Lesser performs a complicated reconstructive surgery, used mainly
on people, to help dogs with growth-plate problems, which cause
one leg to be shorter than the others. The arduous process, developed
by a doctor in Siberia during World War II, involves cutting the
bone and then slowly lengthening it, a millimeter per day.

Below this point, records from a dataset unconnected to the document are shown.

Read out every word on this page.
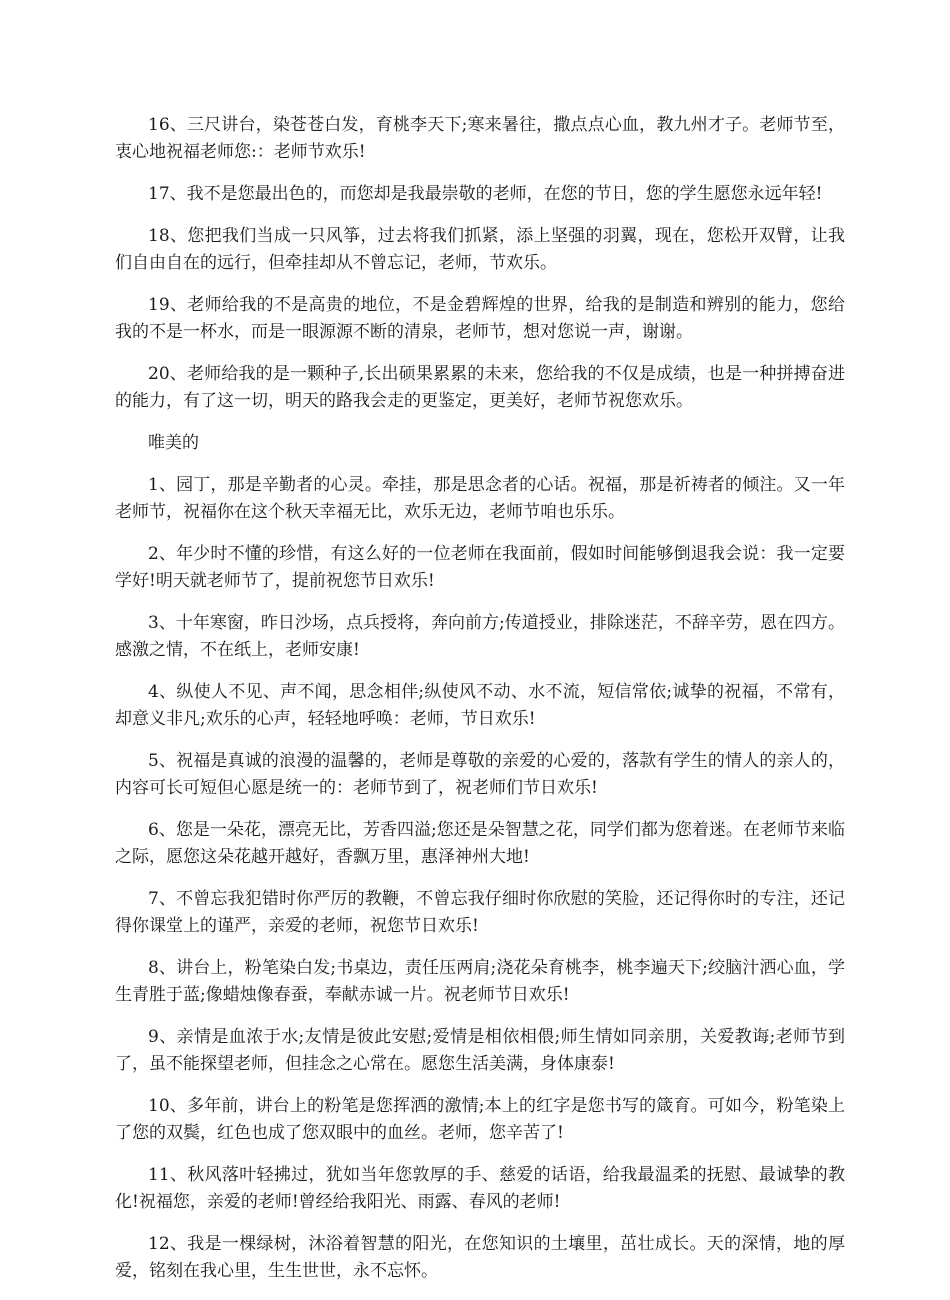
16、三尺讲台，染苍苍白发，育桃李天下;寒来暑往，撒点点心血，教九州才子。老师节至，衷心地祝福老师您:：老师节欢乐!

17、我不是您最出色的，而您却是我最崇敬的老师，在您的节日，您的学生愿您永远年轻!

18、您把我们当成一只风筝，过去将我们抓紧，添上坚强的羽翼，现在，您松开双臂，让我们自由自在的远行，但牵挂却从不曾忘记，老师，节欢乐。

19、老师给我的不是高贵的地位，不是金碧辉煌的世界，给我的是制造和辨别的能力，您给我的不是一杯水，而是一眼源源不断的清泉，老师节，想对您说一声，谢谢。

20、老师给我的是一颗种子,长出硕果累累的未来，您给我的不仅是成绩，也是一种拼搏奋进的能力，有了这一切，明天的路我会走的更鉴定，更美好，老师节祝您欢乐。

唯美的

1、园丁，那是辛勤者的心灵。牵挂，那是思念者的心话。祝福，那是祈祷者的倾注。又一年老师节，祝福你在这个秋天幸福无比，欢乐无边，老师节咱也乐乐。

2、年少时不懂的珍惜，有这么好的一位老师在我面前，假如时间能够倒退我会说：我一定要学好!明天就老师节了，提前祝您节日欢乐!

3、十年寒窗，昨日沙场，点兵授将，奔向前方;传道授业，排除迷茫，不辞辛劳，恩在四方。感激之情，不在纸上，老师安康!

4、纵使人不见、声不闻，思念相伴;纵使风不动、水不流，短信常依;诚挚的祝福，不常有，却意义非凡;欢乐的心声，轻轻地呼唤：老师，节日欢乐!

5、祝福是真诚的浪漫的温馨的，老师是尊敬的亲爱的心爱的，落款有学生的情人的亲人的，内容可长可短但心愿是统一的：老师节到了，祝老师们节日欢乐!

6、您是一朵花，漂亮无比，芳香四溢;您还是朵智慧之花，同学们都为您着迷。在老师节来临之际，愿您这朵花越开越好，香飘万里，惠泽神州大地!

7、不曾忘我犯错时你严厉的教鞭，不曾忘我仔细时你欣慰的笑脸，还记得你时的专注，还记得你课堂上的谨严，亲爱的老师，祝您节日欢乐!

8、讲台上，粉笔染白发;书桌边，责任压两肩;浇花朵育桃李，桃李遍天下;绞脑汁洒心血，学生青胜于蓝;像蜡烛像春蚕，奉献赤诚一片。祝老师节日欢乐!

9、亲情是血浓于水;友情是彼此安慰;爱情是相依相偎;师生情如同亲朋，关爱教诲;老师节到了，虽不能探望老师，但挂念之心常在。愿您生活美满，身体康泰!

10、多年前，讲台上的粉笔是您挥洒的激情;本上的红字是您书写的箴育。可如今，粉笔染上了您的双鬓，红色也成了您双眼中的血丝。老师，您辛苦了!

11、秋风落叶轻拂过，犹如当年您敦厚的手、慈爱的话语，给我最温柔的抚慰、最诚挚的教化!祝福您，亲爱的老师!曾经给我阳光、雨露、春风的老师!

12、我是一棵绿树，沐浴着智慧的阳光，在您知识的土壤里，茁壮成长。天的深情，地的厚爱，铭刻在我心里，生生世世，永不忘怀。
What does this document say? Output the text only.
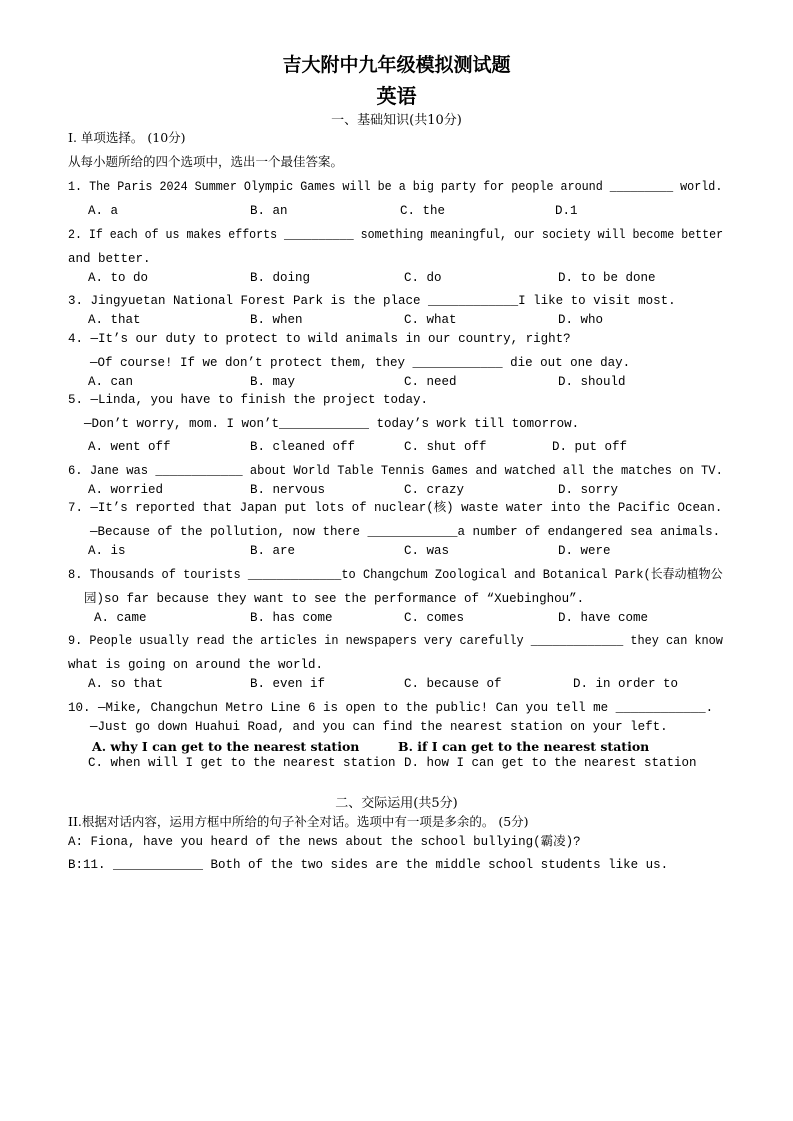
吉大附中九年级模拟测试题
英语
一、基础知识(共10分)
I. 单项选择。 (10分)
从每小题所给的四个选项中，选出一个最佳答案。
1. The Paris 2024 Summer Olympic Games will be a big party for people around _________ world.
A. a	B. an	C. the	D.1
2. If each of us makes efforts __________ something meaningful, our society will become better
and better.
A. to do	B. doing	C. do	D. to be done
3. Jingyuetan National Forest Park is the place ____________I like to visit most.
A. that	B. when	C. what	D. who
4. —It’s our duty to protect to wild animals in our country, right?
—Of course! If we don’t protect them, they ____________ die out one day.
A. can	B. may	C. need	D. should
5. —Linda, you have to finish the project today.
—Don’t worry, mom. I won’t____________ today’s work till tomorrow.
A. went off	B. cleaned off	C. shut off	D. put off
6. Jane was ____________ about World Table Tennis Games and watched all the matches on TV.
A. worried	B. nervous	C. crazy	D. sorry
7. —It’s reported that Japan put lots of nuclear(核) waste water into the Pacific Ocean.
—Because of the pollution, now there ____________a number of endangered sea animals.
A. is	B. are	C. was	D. were
8. Thousands of tourists _____________to Changchum Zoological and Botanical Park(长春动植物公
园)so far because they want to see the performance of “Xuebinghou”.
A. came	B. has come	C. comes	D. have come
9. People usually read the articles in newspapers very carefully _____________ they can know
what is going on around the world.
A. so that	B. even if	C. because of	D. in order to
10. —Mike, Changchun Metro Line 6 is open to the public! Can you tell me ____________.
—Just go down Huahui Road, and you can find the nearest station on your left.
A. why I can get to the nearest station	B. if I can get to the nearest station
C. when will I get to the nearest station D. how I can get to the nearest station
二、交际运用(共5分)
II.根据对话内容，运用方框中所给的句子补全对话。选项中有一项是多余的。 (5分)
A: Fiona, have you heard of the news about the school bullying(霸凌)?
B:11. ____________ Both of the two sides are the middle school students like us.
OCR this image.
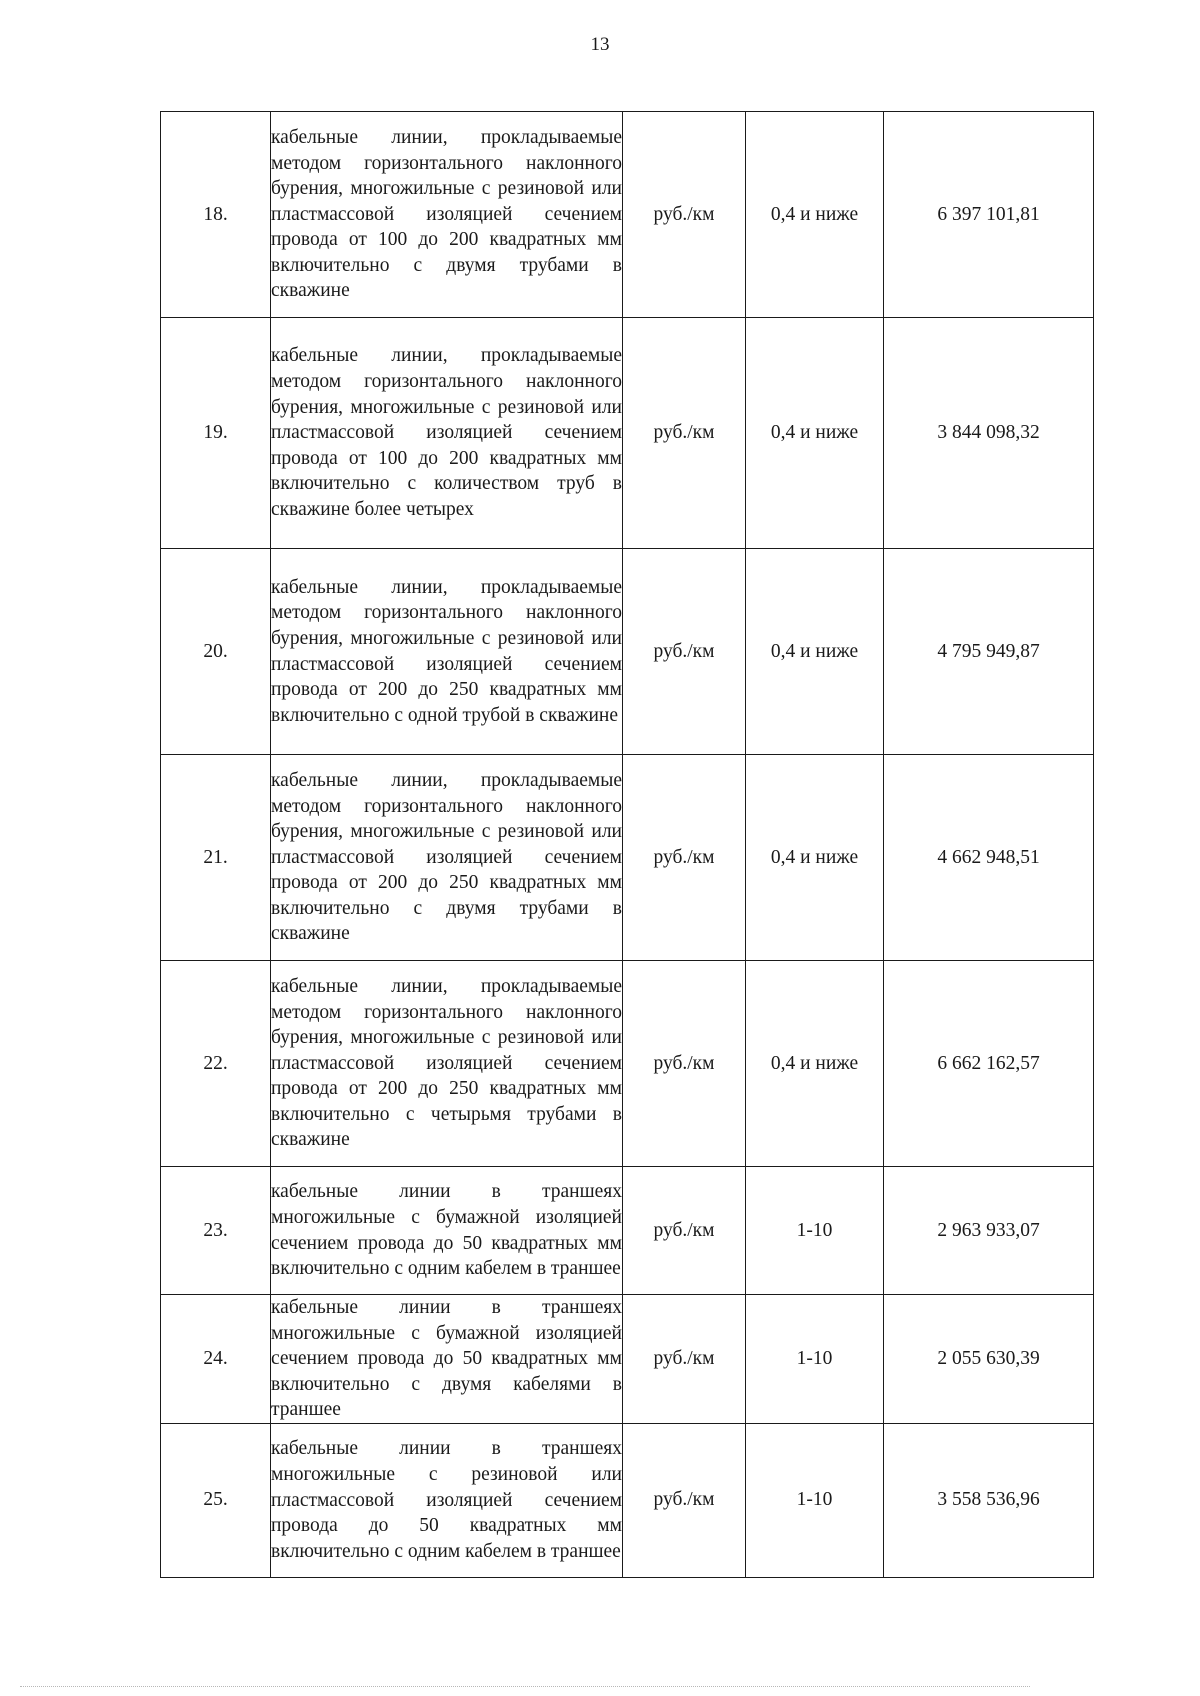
13
18.	кабельные линии, прокладываемые методом горизонтального наклонного бурения, многожильные с резиновой или пластмассовой изоляцией сечением провода от 100 до 200 квадратных мм включительно с двумя трубами в скважине	руб./км	0,4 и ниже	6 397 101,81
19.	кабельные линии, прокладываемые методом горизонтального наклонного бурения, многожильные с резиновой или пластмассовой изоляцией сечением провода от 100 до 200 квадратных мм включительно с количеством труб в скважине более четырех	руб./км	0,4 и ниже	3 844 098,32
20.	кабельные линии, прокладываемые методом горизонтального наклонного бурения, многожильные с резиновой или пластмассовой изоляцией сечением провода от 200 до 250 квадратных мм включительно с одной трубой в скважине	руб./км	0,4 и ниже	4 795 949,87
21.	кабельные линии, прокладываемые методом горизонтального наклонного бурения, многожильные с резиновой или пластмассовой изоляцией сечением провода от 200 до 250 квадратных мм включительно с двумя трубами в скважине	руб./км	0,4 и ниже	4 662 948,51
22.	кабельные линии, прокладываемые методом горизонтального наклонного бурения, многожильные с резиновой или пластмассовой изоляцией сечением провода от 200 до 250 квадратных мм включительно с четырьмя трубами в скважине	руб./км	0,4 и ниже	6 662 162,57
23.	кабельные линии в траншеях многожильные с бумажной изоляцией сечением провода до 50 квадратных мм включительно с одним кабелем в траншее	руб./км	1-10	2 963 933,07
24.	кабельные линии в траншеях многожильные с бумажной изоляцией сечением провода до 50 квадратных мм включительно с двумя кабелями в траншее	руб./км	1-10	2 055 630,39
25.	кабельные линии в траншеях многожильные с резиновой или пластмассовой изоляцией сечением провода до 50 квадратных мм включительно с одним кабелем в траншее	руб./км	1-10	3 558 536,96
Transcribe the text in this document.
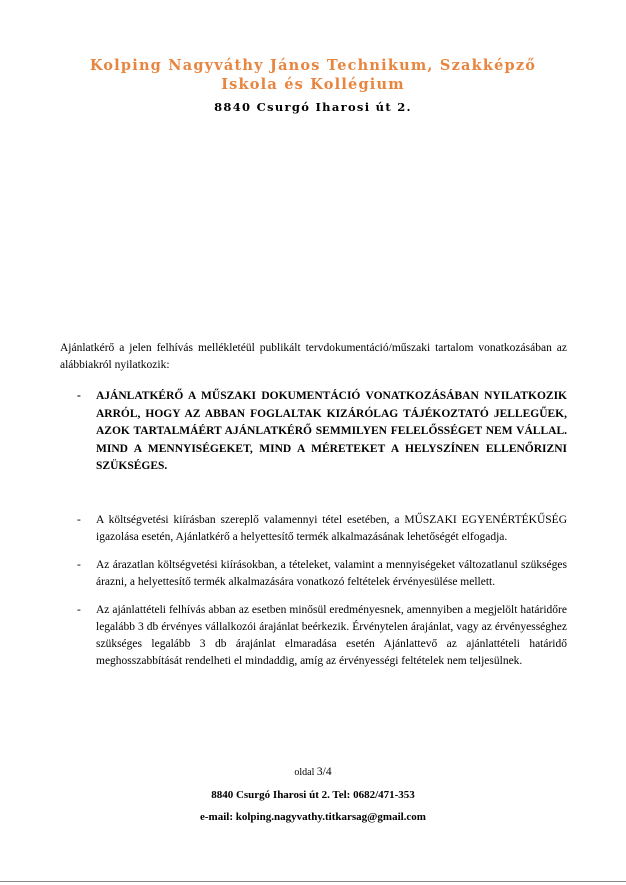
Kolping Nagyváthy János Technikum, Szakképző Iskola és Kollégium
8840 Csurgó Iharosi út 2.

Ajánlatkérő a jelen felhívás mellékletéül publikált tervdokumentáció/műszaki tartalom vonatkozásában az alábbiakról nyilatkozik:

- AJÁNLATKÉRŐ A MŰSZAKI DOKUMENTÁCIÓ VONATKOZÁSÁBAN NYILATKOZIK ARRÓL, HOGY AZ ABBAN FOGLALTAK KIZÁRÓLAG TÁJÉKOZTATÓ JELLEGŰEK, AZOK TARTALMÁÉRT AJÁNLATKÉRŐ SEMMILYEN FELELŐSSÉGET NEM VÁLLAL. MIND A MENNYISÉGEKET, MIND A MÉRETEKET A HELYSZÍNEN ELLENŐRIZNI SZÜKSÉGES.
- A költségvetési kiírásban szereplő valamennyi tétel esetében, a MŰSZAKI EGYENÉRTÉKŰSÉG igazolása esetén, Ajánlatkérő a helyettesítő termék alkalmazásának lehetőségét elfogadja.
- Az árazatlan költségvetési kiírásokban, a tételeket, valamint a mennyiségeket változatlanul szükséges árazni, a helyettesítő termék alkalmazására vonatkozó feltételek érvényesülése mellett.
- Az ajánlattételi felhívás abban az esetben minősül eredményesnek, amennyiben a megjelölt határidőre legalább 3 db érvényes vállalkozói árajánlat beérkezik. Érvénytelen árajánlat, vagy az érvényességhez szükséges legalább 3 db árajánlat elmaradása esetén Ajánlattevő az ajánlattételi határidő meghosszabbítását rendelheti el mindaddig, amíg az érvényességi feltételek nem teljesülnek.
oldal 3/4
8840 Csurgó Iharosi út 2. Tel: 0682/471-353
e-mail: kolping.nagyvathy.titkarsag@gmail.com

Total hip replacement and arthroscopic surgery -- another procedure
developed for humans and newly available for dogs and cats -- are
also specialties of Lesser's. "These areas are blossoming within
orthopedics," Lesser says. And his next new interest is in physical
therapy, which may include putting animals on treadmills immersed
Garden State Veterinary Specialists
1 Pine Street, Tinton Falls, New Jersey
Thomas Scavelli supervises a staff of 65 at Garden State Veterinary
Specialists, a referral service he started eight years ago. His
stable of pros includes three full-time surgeons, an ophthalmologist,
a critical-care doctor, a dermatologist, and a neurologist.
"Every patient we see comes in from another vet, so they're all
high-risk, intense cases," says Scavelli, who used to run a surgical
unit at the Animal Medical Center. The most common procedure he
performs is knee reconstruction for ACL tears in dogs. "One thing
that's specific to the city is the syndrome of high-rise cats,"
Scavelli says -- cats that have fallen from windows or balconies,
fracturing legs or hips. Scavelli also does a lot of hip replacements
for dogs. "We've had dogs in here that were dead lame or chronically
in pain. We did an artificial joint, added a titanium implant, and
they were using that leg a week or two after surgery."